PLENIERE ET GROUPES DE CONTACT DE L’AWG-LCA

ACTION CONCERTEE A LONG TERME: Les délégués se sont réunis en séance plénière de l’AWG-LCA pour examiner l’organisation des travaux. Le président Machado a proposé d’établir trois groupes de contact sur : une action renforcée pour l’atténuation en conjonction avec la détermination des moyens financiers et techniques; une action renforcée pour l’adaptation, en conjonction avec la détermination des besoins financiers et techniques; et les dispositions institutionnelles pour une coopération dans les domaines financier et technique. Plusieurs groupements de parties ont apporté leur appui à la proposition du président, tandis que l’Australie, au nom du GROUPE PARAPLUIE, a fait objection à l’idée de créer un groupe de contact sur les dispositions institutionnelles, précisant que les deux premiers groupes de contact suffisaient à traiter ce sujet. Le délégué d’Antigua et Barbuda, au nom du G-77/CHINE, a proposé de modifier le titre du troisième groupe de contact de manière à ce qu’il devienne groupe de contact sur “l’apport de ressources financières et de coopération technique, y compris l’examen des dispositions institutionnelles.” Après des consultations officieuses, les parties ont décidé l’établissement de trois groupes de contact sur : “l’action renforcée pour l’adaptation et les moyens d’exécution y afférents,” présidé par le vice-président de l’AWG-LCA, Cutajar; “l’action renforcée pour l’atténuation et les moyens d’exécution y afférents,” présidé par le président de l’AWG-LCA, Machado; et “l’apport de ressources financières et d’investissements et de coopération technique, y compris l’examen des dispositions institutionnelles,” présidé également par Machado.

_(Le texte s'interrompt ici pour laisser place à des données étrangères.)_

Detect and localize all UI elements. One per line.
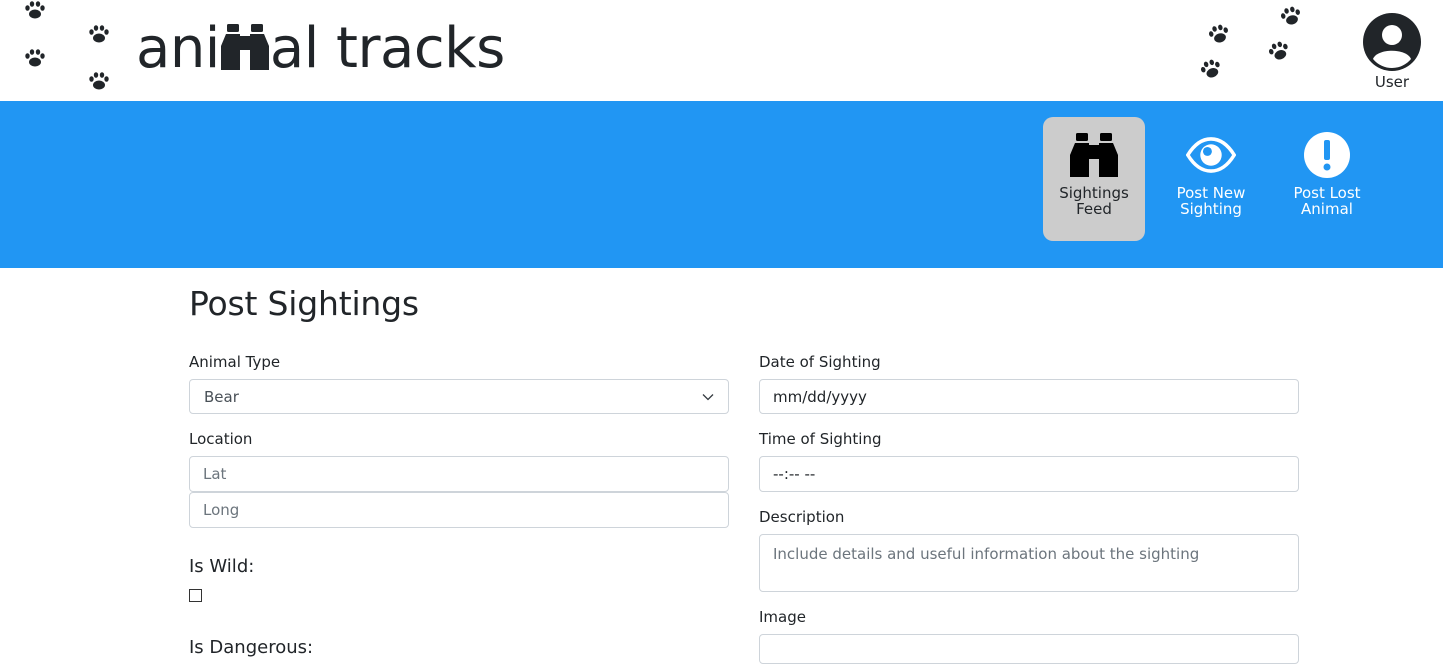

Au cours du débat, le G-77/CHINE et d’autres ont fait part de leur déception quant à la lenteur des progrès enregistrés dans l’AWG-LCA, compte tenu du programme ambitieux à terminer d’ici la CdP 15.

La France, au nom de l’UE, a souligné la possibilité d’utiliser une taxe sur le revenu du transport aérien au profit de la lutte contre les changements climatiques et, avec l’AUSTRALIE, la possibilité d’utiliser les marchés de carbone pour la réalisation de mesures d’atténuation présentant un bon rapport coût-efficacité. Le délégué des Maldives, au nom des PAM, a proposé l’établissement d’une structure institutionnelle chargée de l’adaptation, pour aider à s’assurer de la sécurité dans les domaines de l’alimentation, de l’énergie et de l’eau  et de la protection de la santé et des moyens de subsistance. La Grenade, au nom de l’AOSIS, a qualifié l’adaptation de grande priorité et a proposé l’établissement d’un fonds d’adaptation au titre de la Convention.

Le JAPON a proposé que les parties adoptent une vision commune d’une réduction des émissions mondiales de 50% d’ici 2050, conformément à l’objectif soutenu par le Sommet du G8 de 2008. La NOUVELLE ZELANDE a appelé à un accent plus prononcé sur la vision commune et a souligné qu’il ne peut pas y avoir deux visions séparées et distinctes dans les cheminements de l’AWG-KP et de l’AWG-LCA. S’agissant de la REDD, il a suggéré l’élaboration à la fois d’une démarche fondée sur le marché et d’une démarche non fondée sur le marché aux fins de permettre une prise de décision éclairée sur cette question. L’INDE et la CHINE ont souligné le besoin de traiter, de manière égale, les quatre éléments du Plan d’action de Bali. La FEDERATION DE RUSSIE a appelé l’ensemble des pays grands émetteurs à participer dans l’accord mondial futur.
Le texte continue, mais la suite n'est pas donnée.